Bob juga menyoroti adanya kebocoran di sejumlah sektor sebagai bukti lemahnya kontrol dan regulasi. Ia menyebut bahwa kondisi tersebut baru terlihat dari satu sisi komoditas, seperti tambang, sementara potensi masalah pada sektor lainnya juga memerlukan perhatian serius.
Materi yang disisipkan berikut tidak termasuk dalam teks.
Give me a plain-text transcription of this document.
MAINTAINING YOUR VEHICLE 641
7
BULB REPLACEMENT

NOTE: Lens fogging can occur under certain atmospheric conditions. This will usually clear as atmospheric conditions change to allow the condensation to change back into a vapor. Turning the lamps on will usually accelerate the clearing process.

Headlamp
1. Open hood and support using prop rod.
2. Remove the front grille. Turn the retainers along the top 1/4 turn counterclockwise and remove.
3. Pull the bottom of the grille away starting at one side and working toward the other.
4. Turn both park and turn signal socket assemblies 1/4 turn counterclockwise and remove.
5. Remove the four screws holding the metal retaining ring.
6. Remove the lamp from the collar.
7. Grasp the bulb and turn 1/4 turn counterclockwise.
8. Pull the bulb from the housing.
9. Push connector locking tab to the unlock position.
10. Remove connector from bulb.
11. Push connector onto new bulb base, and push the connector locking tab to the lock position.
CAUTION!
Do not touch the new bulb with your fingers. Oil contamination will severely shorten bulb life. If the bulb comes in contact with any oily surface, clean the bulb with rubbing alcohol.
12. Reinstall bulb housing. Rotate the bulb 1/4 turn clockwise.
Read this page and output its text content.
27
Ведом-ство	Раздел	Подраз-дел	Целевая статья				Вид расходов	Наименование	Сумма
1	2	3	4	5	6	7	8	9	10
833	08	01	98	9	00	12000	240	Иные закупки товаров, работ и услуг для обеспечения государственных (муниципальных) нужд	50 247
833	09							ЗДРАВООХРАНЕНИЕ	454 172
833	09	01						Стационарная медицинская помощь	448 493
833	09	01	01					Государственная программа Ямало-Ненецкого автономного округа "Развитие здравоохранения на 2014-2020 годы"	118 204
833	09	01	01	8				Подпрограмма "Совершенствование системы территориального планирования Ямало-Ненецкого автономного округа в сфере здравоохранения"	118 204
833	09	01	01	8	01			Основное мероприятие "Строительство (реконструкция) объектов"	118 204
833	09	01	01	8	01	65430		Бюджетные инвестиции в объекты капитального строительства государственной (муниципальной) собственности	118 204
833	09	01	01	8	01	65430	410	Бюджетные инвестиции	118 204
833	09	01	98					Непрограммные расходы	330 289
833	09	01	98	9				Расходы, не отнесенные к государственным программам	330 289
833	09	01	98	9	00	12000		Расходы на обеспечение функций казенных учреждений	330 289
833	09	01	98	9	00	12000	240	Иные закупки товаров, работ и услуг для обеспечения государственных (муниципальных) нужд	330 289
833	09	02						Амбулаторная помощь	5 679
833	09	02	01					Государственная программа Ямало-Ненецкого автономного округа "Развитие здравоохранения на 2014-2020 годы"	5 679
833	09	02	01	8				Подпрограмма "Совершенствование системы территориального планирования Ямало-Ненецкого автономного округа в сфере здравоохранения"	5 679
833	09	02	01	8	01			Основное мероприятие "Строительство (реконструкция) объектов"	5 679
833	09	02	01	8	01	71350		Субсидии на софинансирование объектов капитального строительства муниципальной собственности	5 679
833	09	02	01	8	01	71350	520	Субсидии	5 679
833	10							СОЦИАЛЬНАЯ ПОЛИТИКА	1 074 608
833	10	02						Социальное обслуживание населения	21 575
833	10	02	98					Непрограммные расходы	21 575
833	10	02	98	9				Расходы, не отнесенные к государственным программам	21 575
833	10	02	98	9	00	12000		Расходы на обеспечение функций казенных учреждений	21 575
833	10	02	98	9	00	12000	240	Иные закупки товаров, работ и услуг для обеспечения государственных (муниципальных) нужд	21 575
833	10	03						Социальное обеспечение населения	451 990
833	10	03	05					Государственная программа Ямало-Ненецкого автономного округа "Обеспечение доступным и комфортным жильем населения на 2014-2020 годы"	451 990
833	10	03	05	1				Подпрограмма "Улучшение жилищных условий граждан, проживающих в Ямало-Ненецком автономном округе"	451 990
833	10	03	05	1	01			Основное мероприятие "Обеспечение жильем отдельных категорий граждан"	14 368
Menurutnya, Indonesia memiliki banyak potensi strategis yang belum dikelola secara optimal dan perlu ditempatkan dalam satu kerangka pembangunan jangka panjang untuk mewujudkan Indonesia Emas.
Selain itu, ia menyinggung keberadaan Koperasi Merah Putih yang mulai berkembang di berbagai desa dengan karakteristik komoditas masing-masing, mulai dari singkong hingga padi dan hasil pertanian lainnya.
Legislator Gerindra itu menilai koperasi ini dapat menjadi simpul penguatan ekosistem yang mendukung tujuan nasional dalam mewujudkan swasembada pangan, swasembada energi, serta peningkatan kualitas sumber daya manusia.
Setelah mendengarkan penjelasan Menteri Perdagangan serta Wakil Menteri terkait, Bob Hasan menegaskan bahwa Baleg kini telah menemukan titik temu dalam sejumlah hal mendesak yang perlu diperhatikan dalam penyusunan RUU tersebut.
“Termasuk dengan apa yang sudah kita kirimkan, beberapa pertanyaan, dan hari ini saya kira kita sudah mendapatkan titik temu. Hal-hal penting dan urgent sehingga mulai besok ketika kita membahas komoditas strategis, kita sudah tahu harus mulai dari mana dan bagaimana,” jelasnya.